See Also: ReentrantLock Members
A reentrant mutual exclusion Java.Util.Concurrent.Locks.ILock with the same basic behavior and semantics as the implicit monitor lock accessed using synchronized methods and statements, but with extended capabilities.
A ReentrantLock is owned by the thread last successfully locking, but not yet unlocking it. A thread invoking lock will return, successfully acquiring the lock, when the lock is not owned by another thread. The method will return immediately if the current thread already owns the lock. This can be checked using methods ReentrantLock.IsHeldByCurrentThread, and ReentrantLock.HoldCount.
The constructor for this class accepts an optional fairness parameter. When set true, under contention, locks favor granting access to the longest-waiting thread. Otherwise this lock does not guarantee any particular access order. Programs using fair locks accessed by many threads may display lower overall throughput (i.e., are slower; often much slower) than those using the default setting, but have smaller variances in times to obtain locks and guarantee lack of starvation. Note however, that fairness of locks does not guarantee fairness of thread scheduling. Thus, one of many threads using a fair lock may obtain it multiple times in succession while other active threads are not progressing and not currently holding the lock. Also note that the untimed ReentrantLock.TryLock method does not honor the fairness setting. It will succeed if the lock is available even if other threads are waiting.

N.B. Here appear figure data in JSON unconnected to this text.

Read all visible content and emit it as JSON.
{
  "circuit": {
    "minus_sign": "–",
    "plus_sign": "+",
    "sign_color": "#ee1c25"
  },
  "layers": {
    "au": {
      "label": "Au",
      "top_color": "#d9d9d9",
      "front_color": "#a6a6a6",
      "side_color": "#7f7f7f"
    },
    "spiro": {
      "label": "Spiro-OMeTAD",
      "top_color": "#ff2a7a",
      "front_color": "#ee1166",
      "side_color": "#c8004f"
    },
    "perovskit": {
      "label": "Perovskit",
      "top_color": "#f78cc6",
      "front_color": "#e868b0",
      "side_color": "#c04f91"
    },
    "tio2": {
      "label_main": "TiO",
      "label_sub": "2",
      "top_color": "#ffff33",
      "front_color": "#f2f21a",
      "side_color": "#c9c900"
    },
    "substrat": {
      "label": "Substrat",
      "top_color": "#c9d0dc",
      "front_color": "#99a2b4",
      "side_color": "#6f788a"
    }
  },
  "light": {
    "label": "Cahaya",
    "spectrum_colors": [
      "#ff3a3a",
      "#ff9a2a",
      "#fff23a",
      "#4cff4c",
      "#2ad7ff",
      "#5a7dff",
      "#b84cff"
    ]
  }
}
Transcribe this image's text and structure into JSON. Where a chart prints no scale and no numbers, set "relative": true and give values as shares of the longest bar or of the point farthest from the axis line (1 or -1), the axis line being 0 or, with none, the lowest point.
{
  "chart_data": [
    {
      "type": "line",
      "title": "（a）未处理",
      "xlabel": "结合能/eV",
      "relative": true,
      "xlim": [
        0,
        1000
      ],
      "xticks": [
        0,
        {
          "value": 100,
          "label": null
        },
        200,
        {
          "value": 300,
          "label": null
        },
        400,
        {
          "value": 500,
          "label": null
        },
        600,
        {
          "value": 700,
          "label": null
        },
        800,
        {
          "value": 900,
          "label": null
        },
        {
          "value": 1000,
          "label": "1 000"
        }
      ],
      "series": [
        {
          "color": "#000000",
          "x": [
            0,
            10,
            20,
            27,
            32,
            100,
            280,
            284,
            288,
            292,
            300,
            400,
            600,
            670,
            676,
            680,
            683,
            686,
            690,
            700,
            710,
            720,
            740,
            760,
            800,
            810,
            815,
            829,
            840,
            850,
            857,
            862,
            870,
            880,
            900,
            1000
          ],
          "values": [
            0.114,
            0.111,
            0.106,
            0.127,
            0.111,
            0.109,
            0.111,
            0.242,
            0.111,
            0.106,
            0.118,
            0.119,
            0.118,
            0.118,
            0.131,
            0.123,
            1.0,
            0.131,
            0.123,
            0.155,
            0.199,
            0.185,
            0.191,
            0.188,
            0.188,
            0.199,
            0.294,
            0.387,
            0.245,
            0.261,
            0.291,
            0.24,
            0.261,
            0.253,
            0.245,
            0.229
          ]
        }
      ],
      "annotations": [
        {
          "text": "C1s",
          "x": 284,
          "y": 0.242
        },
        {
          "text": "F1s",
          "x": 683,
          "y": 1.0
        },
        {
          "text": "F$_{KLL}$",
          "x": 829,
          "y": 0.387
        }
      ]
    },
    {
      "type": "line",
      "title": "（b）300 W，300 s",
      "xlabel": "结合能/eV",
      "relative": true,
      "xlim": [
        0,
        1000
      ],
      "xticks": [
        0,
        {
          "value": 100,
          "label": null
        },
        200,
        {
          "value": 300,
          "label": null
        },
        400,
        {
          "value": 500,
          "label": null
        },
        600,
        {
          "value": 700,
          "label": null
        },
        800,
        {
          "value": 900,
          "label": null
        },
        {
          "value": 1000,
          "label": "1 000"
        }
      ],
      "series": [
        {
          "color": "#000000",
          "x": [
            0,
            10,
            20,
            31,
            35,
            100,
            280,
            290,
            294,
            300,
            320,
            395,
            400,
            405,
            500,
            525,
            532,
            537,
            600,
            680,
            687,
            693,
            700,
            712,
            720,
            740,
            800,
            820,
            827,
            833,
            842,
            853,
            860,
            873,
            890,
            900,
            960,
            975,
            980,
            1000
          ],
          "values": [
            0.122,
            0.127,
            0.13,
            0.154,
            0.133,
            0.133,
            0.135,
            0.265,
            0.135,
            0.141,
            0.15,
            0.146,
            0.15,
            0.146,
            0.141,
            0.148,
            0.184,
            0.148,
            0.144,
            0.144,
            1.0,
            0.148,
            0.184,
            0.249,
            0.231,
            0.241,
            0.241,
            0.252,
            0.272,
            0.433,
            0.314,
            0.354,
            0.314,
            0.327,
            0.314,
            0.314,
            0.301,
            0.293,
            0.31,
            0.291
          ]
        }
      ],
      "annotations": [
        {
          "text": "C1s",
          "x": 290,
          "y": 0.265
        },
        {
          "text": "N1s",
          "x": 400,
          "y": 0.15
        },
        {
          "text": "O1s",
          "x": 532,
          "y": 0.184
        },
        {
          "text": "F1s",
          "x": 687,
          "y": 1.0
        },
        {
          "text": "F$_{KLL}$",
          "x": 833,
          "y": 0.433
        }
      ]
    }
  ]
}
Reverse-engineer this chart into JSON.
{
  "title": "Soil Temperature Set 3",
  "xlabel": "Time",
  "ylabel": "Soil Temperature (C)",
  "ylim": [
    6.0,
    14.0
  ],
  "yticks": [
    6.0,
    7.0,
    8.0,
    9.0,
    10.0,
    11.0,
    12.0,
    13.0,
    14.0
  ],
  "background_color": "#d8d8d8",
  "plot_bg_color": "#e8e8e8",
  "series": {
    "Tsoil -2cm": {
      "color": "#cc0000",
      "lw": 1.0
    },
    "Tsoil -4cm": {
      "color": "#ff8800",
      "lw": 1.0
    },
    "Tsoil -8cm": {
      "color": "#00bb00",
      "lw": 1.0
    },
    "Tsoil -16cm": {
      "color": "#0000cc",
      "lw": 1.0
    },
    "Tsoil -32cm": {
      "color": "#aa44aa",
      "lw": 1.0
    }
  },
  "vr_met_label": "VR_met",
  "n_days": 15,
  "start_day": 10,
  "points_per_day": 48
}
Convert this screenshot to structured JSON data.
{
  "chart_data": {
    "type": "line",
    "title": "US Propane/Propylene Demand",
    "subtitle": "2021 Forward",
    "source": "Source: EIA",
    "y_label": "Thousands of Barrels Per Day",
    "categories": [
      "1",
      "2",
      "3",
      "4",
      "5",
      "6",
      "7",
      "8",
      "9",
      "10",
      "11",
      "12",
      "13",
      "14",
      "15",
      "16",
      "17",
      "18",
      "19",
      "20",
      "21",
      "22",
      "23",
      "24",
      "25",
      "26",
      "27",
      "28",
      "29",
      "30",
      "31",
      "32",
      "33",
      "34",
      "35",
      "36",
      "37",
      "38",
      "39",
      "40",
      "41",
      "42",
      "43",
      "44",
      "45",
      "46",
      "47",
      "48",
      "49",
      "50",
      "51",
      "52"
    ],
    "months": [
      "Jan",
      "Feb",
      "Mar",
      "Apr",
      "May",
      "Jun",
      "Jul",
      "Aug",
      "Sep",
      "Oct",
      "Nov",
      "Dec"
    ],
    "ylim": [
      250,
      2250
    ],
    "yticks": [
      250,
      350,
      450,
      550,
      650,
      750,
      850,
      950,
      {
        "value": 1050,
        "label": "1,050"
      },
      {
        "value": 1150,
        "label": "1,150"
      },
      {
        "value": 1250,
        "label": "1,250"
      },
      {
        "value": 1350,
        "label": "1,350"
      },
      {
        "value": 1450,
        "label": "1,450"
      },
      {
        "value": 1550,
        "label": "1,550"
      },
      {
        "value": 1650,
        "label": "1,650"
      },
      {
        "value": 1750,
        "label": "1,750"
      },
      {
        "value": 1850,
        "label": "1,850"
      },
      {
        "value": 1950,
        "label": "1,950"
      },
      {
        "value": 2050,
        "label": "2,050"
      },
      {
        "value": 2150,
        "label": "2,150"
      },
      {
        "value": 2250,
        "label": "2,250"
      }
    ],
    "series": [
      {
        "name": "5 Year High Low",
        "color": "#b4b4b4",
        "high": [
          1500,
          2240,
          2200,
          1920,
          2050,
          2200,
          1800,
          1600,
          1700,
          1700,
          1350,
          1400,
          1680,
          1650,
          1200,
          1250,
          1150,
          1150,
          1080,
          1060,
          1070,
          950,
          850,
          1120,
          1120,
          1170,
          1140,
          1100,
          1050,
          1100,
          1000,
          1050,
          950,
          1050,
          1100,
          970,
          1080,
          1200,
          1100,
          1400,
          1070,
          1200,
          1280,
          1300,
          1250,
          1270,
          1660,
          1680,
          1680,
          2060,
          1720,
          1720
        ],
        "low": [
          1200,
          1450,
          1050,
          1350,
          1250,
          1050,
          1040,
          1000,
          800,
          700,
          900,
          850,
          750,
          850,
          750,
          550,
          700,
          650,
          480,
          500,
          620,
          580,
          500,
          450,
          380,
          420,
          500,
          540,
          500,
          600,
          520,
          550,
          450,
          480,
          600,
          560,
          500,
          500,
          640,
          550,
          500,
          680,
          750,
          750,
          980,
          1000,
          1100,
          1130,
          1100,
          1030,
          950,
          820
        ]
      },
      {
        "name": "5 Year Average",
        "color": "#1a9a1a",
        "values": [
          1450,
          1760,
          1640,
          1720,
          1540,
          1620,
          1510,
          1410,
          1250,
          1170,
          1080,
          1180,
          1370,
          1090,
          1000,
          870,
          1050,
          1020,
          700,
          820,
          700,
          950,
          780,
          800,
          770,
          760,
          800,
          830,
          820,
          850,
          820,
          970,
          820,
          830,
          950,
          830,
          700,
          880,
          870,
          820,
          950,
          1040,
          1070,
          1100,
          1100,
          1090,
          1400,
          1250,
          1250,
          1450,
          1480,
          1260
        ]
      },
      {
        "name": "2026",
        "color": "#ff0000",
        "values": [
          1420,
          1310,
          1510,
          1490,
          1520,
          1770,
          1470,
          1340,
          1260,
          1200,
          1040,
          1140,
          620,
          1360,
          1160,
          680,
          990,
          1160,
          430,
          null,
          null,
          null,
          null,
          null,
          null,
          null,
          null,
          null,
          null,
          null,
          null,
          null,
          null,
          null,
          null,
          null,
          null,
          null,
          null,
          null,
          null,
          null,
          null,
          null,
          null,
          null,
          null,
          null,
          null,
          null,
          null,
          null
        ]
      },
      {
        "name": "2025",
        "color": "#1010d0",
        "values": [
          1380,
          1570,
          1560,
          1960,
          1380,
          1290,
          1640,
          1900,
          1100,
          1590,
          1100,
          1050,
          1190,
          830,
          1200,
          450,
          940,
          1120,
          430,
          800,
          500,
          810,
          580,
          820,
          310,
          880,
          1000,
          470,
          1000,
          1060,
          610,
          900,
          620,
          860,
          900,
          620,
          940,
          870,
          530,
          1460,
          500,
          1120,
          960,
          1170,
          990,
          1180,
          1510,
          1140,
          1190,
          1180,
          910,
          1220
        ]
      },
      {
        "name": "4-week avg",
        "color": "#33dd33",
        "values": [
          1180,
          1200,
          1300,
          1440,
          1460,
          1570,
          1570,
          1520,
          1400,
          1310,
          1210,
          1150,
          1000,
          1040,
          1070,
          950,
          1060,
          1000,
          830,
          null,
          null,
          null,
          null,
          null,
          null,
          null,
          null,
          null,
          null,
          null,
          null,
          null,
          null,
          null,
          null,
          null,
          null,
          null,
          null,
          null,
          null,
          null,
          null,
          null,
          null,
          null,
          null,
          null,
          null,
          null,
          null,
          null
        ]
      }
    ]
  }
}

It is recommended practice to always immediately follow a call to lock with a try block, most typically in a before/after construction such as:
java Example
class X { private final ReentrantLock lock = new ReentrantLock(); // ... public void m() { lock.lock(); // block until condition holds try { // ... method body finally { lock.unlock() } } }}
In addition to implementing the Java.Util.Concurrent.Locks.ILock interface, this class defines a number of public and protected methods for inspecting the state of the lock. Some of these methods are only useful for instrumentation and monitoring.
Serialization of this class behaves in the same way as built-in locks: a deserialized lock is in the unlocked state, regardless of its state when serialized.
This lock supports a maximum of 2147483647 recursive locks by the same thread. Attempts to exceed this limit result in Java.Lang.Error throws from locking methods.